The following advertisement, placed in the Australian Town and Country Journal on 7 May1881, suggests that William and Pamela may have separated: "Should this meet the eye of William Sumner, or any person acquainted with him, he or they are earnestly requested to communicate with his wife, Mrs W Sumner, Ginninderra". Similar ads were placed by Pamela six months later, in the Goulburn Evening Penny Post.
Pamela took up two selections of land in Ginninderra Parish in April 1883, one of 50 acres and another of 40 acres.
William Sumner (1806-1886) died on 11 October 1886, aged 80, at Spring Valley, Hall, and was buried at St Pauls C of E cemetery, Ginninderra.
Son Frederick (1868-1887), a Queanbeyan labourer, died on 30 July 1887 of diphtheria and abscess after a short illness, aged 18. After William's death, sons Henry and George appear to have remained at Bedullick.
Pamela Davis Sumner (1860-1938) died at Braidwood in 1938 and had had a son at Spring Range in 1895 - Lester Norman Brent Sumner (known as Norman).
Henry Sumner (1865-?) never married and selected his own property of 340 acres.
George Sumner (1867-c1942) never married and had moved to Ginninderra by 1899 and was working as a labourer.
Alice Sumner (1861-1902) married Thomas Southwell, son of Samson, in 1885 and they settled on "Wattle Vale", Spring Range, Hall, not far from their parents. Alice died of blood poisoning in 1902 and is buried in the Weetangera Cemetery with husband Thomas.
Agnes Sumner (1863-1942) married Thomas Butt, also a Spring Range landholder, in 1887.
Pamela (nee Davis) Sumner died on 28 November 1915 aged 81, at the Spring Range farm of her youngest daughter Agnes Butt (wife of Thomas Butt), where she had lived for many years prior to her death.
Gold was discovered at Spring Range around 1900, but the finds could not sustain a major rush or any long term mining operations. Henry and George Sumner, and their brothers-in-law Thomas Butt and Thomas Southwell were active on the fields from at least 1898 to 1909.
In 1898 a five-man party including Henry Sumner and his brother-in-law Thomas Butt were working a 10 acre gold claim – in August, in one day, the party recovered 19 dwts (pennyweights) of gold, including one nugget weighing 3.5 dwts.
In July 1900 there was plenty of water in Nanima Creek, and a party including Sumner and Southwell had erected a gold puddling machine on their claim. George Sumner and party at the Spring Range mine in about 1903 found two nuggets of six or seven ounces each, as well as smaller nuggets and fine gold.

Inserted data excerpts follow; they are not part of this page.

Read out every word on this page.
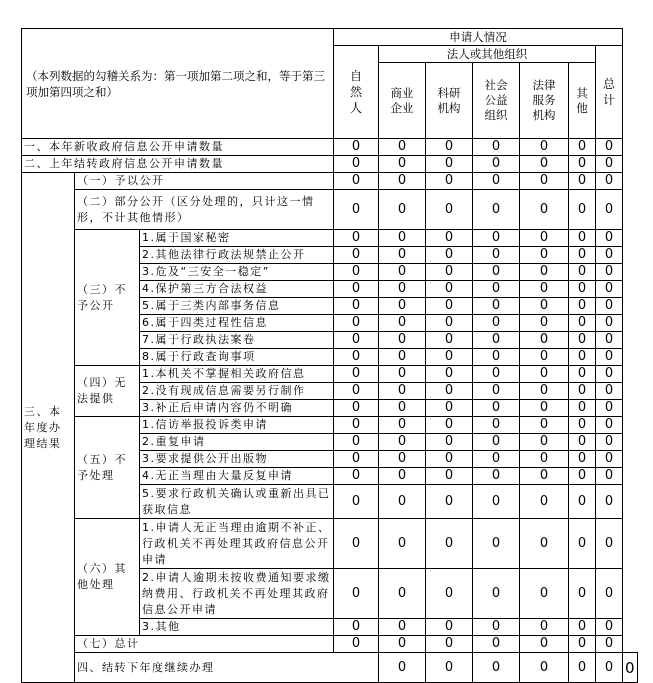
（本列数据的勾稽关系为：第一项加第二项之和，等于第三项加第四项之和）			申请人情况							
			自然人	法人或其他组织					总计	
				商业企业	科研机构	社会公益组织	法律服务机构	其他		
一、本年新收政府信息公开申请数量			0	0	0	0	0	0	0	
二、上年结转政府信息公开申请数量			0	0	0	0	0	0	0	
三、本年度办理结果	（一）予以公开		0	0	0	0	0	0	0	
	（二）部分公开（区分处理的，只计这一情形，不计其他情形）		0	0	0	0	0	0	0	
	（三）不予公开	1.属于国家秘密	0	0	0	0	0	0	0	
		2.其他法律行政法规禁止公开	0	0	0	0	0	0	0	
		3.危及“三安全一稳定”	0	0	0	0	0	0	0	
		4.保护第三方合法权益	0	0	0	0	0	0	0	
		5.属于三类内部事务信息	0	0	0	0	0	0	0	
		6.属于四类过程性信息	0	0	0	0	0	0	0	
		7.属于行政执法案卷	0	0	0	0	0	0	0	
		8.属于行政查询事项	0	0	0	0	0	0	0	
	（四）无法提供	1.本机关不掌握相关政府信息	0	0	0	0	0	0	0	
		2.没有现成信息需要另行制作	0	0	0	0	0	0	0	
		3.补正后申请内容仍不明确	0	0	0	0	0	0	0	
	（五）不予处理	1.信访举报投诉类申请	0	0	0	0	0	0	0	
		2.重复申请	0	0	0	0	0	0	0	
		3.要求提供公开出版物	0	0	0	0	0	0	0	
		4.无正当理由大量反复申请	0	0	0	0	0	0	0	
		5.要求行政机关确认或重新出具已获取信息	0	0	0	0	0	0	0	
	（六）其他处理	1.申请人无正当理由逾期不补正、行政机关不再处理其政府信息公开申请	0	0	0	0	0	0	0	
		2.申请人逾期未按收费通知要求缴纳费用、行政机关不再处理其政府信息公开申请	0	0	0	0	0	0	0	
		3.其他	0	0	0	0	0	0	0	
	（七）总计		0	0	0	0	0	0	0	
	四、结转下年度继续办理			0	0	0	0	0	0	0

In 1909 Henry found a four-ounce nugget, and his brother-in-law Thomas Southwell and party, operating the oldest claim on the field, recovered gold to the value of two thousand pounds.
Pamela Davis
Pamela Davis arrived in Australia in 1858, aged 23, on the government immigrant ship 'Irene' with her parents Joshua (56) and Pamela (51) Davis, and six of her seven siblings, Asher (25), Seth (20), Noah (17), Ellen (15), Harvey (12), and Jesse (9).
Joshua Davis was the third child of Benjamin and Ann (nee Bowles) Davis. The family came from the small village of Winterbourne Earls on Salisbury Plain, Wiltshire, only two miles from the cathedral city of Salisbury, and not far from the prehistoric monument of Stonehenge.
The eldest child, Thirza, remained in Wiltshire with her husband, farmer John Marshall.
The family's decision to leave Wiltshire, at the time one of the most impoverished English counties, was apparently triggered by the death in July 1857 of Joshua's mother-in-law, Mary Bowles. Mary, described in the 1851 Census as a 67 year old widowed pauper, had been living with the family.
After a 111 day voyage from Liverpool, the barque arrived in Moreton Bay, Brisbane on 11 February 1858, when Queensland was still part of NSW (It became a separate state in June 1859). Shipping records describe Joshua and his four elder sons as labourers, and his daughters as house servants. The family appears to have obtained 12 months indentured employment at Moreton Bay.
On 22 March 1859, a little over a year after their arrival, the family left Brisbane for Sydney, possibly on the coastal steamer 'Clarence', which departed Moreton Bay on 9 March and arrived in Sydney six days later.
Joshua Davis and his family may have had success on the field, for by 1863 Joshua was farming his own land at Charleys Forest about six km north-east of Little River/Mongarlowe, just east of the Charleys Forest Road. It appears that Joshua continued to work the goldfields as he was described as a digger on the death certificate of his son Asher in 1866. In April 1869 Joshua was granted a pre-emptive lease on 150 acres of land in the Parish of Mongarlowe.
Joshua's wife Pamela Davis died at Little River in 1871 aged 66, while Joshua died at "Brookvale" in 1888, aged 87. They are buried together in the Braidwood cemetery not far from the entrance gate.